Gambling support organisation, GamCare, received 29% of its calls from the 18-25 age range and 35% from gamblers aged 26 to 35 in 2014-2015,but only 1% of its calls from 16-17 year olds, suggesting that although the seed may be sown at a younger age, gambling doesn't usually become a problem until they have reached a legal age. These statistics do however only show the age at which gamblers choose to seek help.
Another report by the Gambling Commission back in 2008 showed that early exposure to gambling increased the risk of the child developing a gambling problem in later life. The average onset for problem gambling was around 10-11, showing the huge significance early exposure can have.

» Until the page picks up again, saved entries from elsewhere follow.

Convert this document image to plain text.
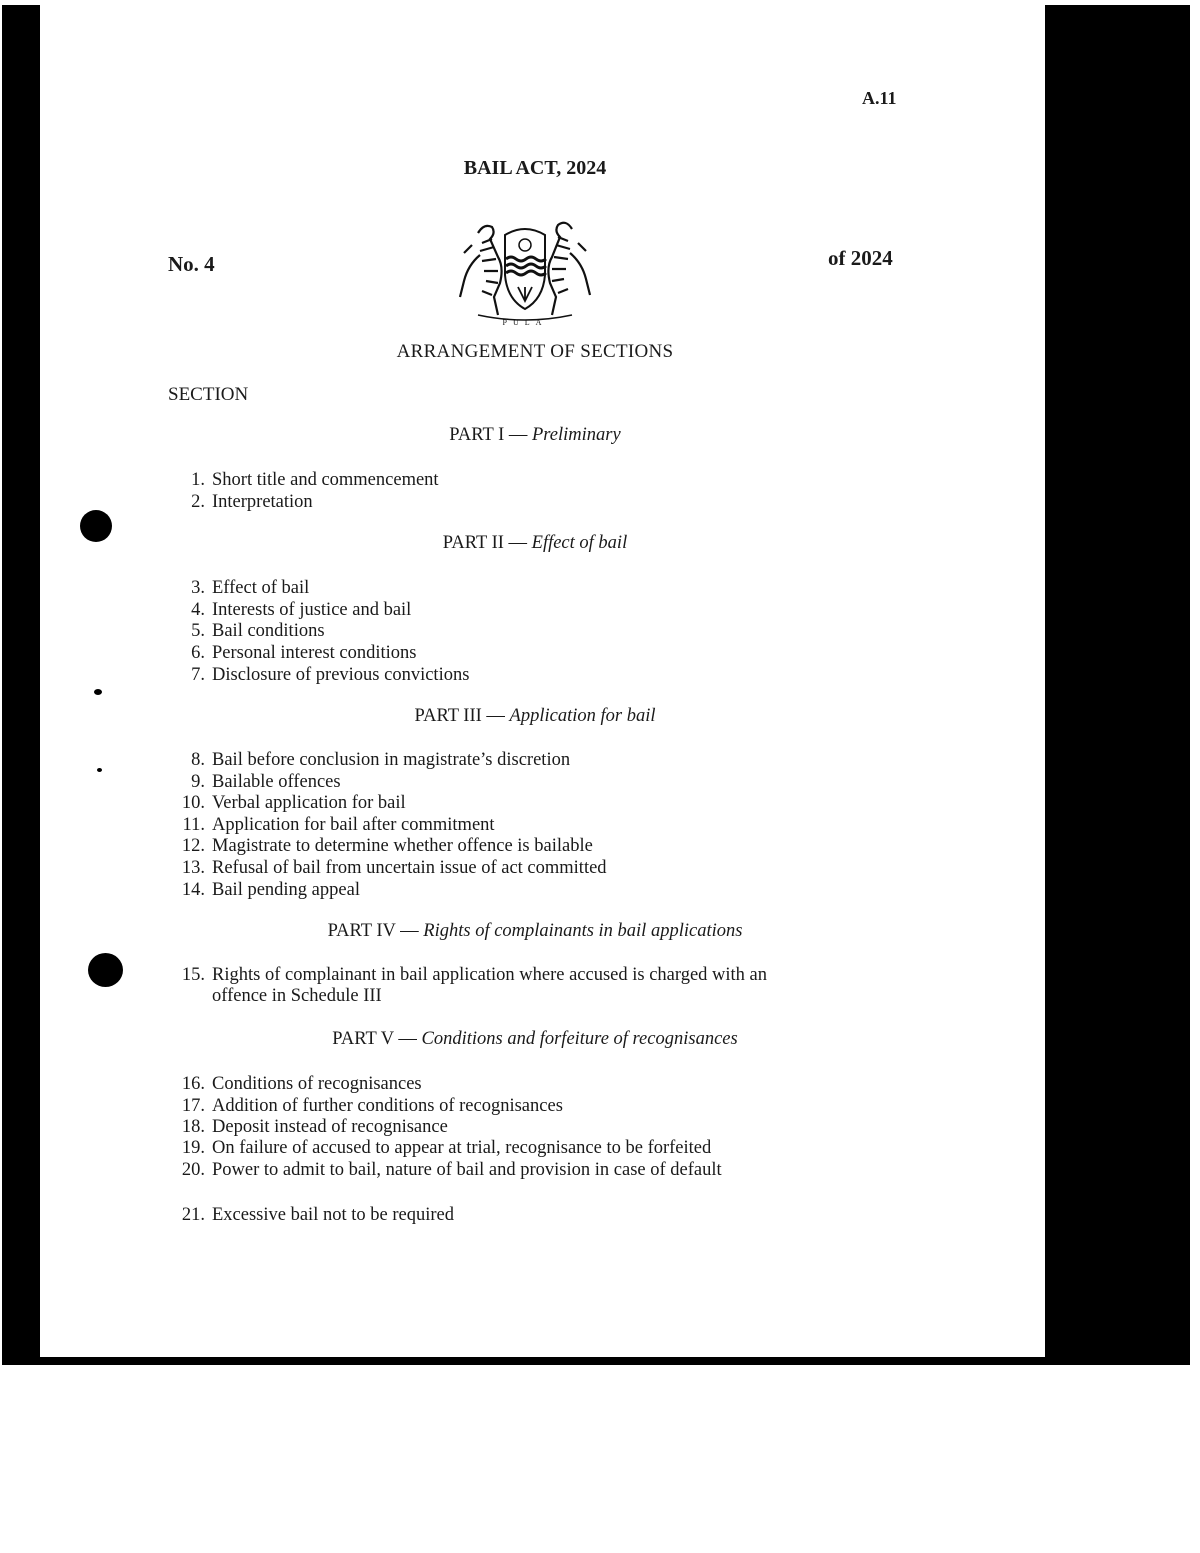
A.11
BAIL ACT, 2024
No. 4	of 2024
PULA
ARRANGEMENT OF SECTIONS
SECTION
PART I — Preliminary
1. Short title and commencement
2. Interpretation
PART II — Effect of bail
3. Effect of bail
4. Interests of justice and bail
5. Bail conditions
6. Personal interest conditions
7. Disclosure of previous convictions
PART III — Application for bail
8. Bail before conclusion in magistrate’s discretion
9. Bailable offences
10. Verbal application for bail
11. Application for bail after commitment
12. Magistrate to determine whether offence is bailable
13. Refusal of bail from uncertain issue of act committed
14. Bail pending appeal
PART IV — Rights of complainants in bail applications
15. Rights of complainant in bail application where accused is charged with an offence in Schedule III
PART V — Conditions and forfeiture of recognisances
16. Conditions of recognisances
17. Addition of further conditions of recognisances
18. Deposit instead of recognisance
19. On failure of accused to appear at trial, recognisance to be forfeited
20. Power to admit to bail, nature of bail and provision in case of default
21. Excessive bail not to be required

Despite options for parental restrictions on websites and mobile devices, it cannot be doubted that underage young people are still managing to access gambling sites.
Although the statistics for young people with gambling problems remain low, it could be that unrestricted and seemingly fun, harmless apps on smart phones, and tablets are contributing towards addictions later in life.
The relative newness of this type of 'gateway' into gambling means that it is difficult to prove any link at this stage. With more games and apps being produced by the minute,it is clear that awareness from the gambling industry will be key to regulation, and therefore protection of young people in the future.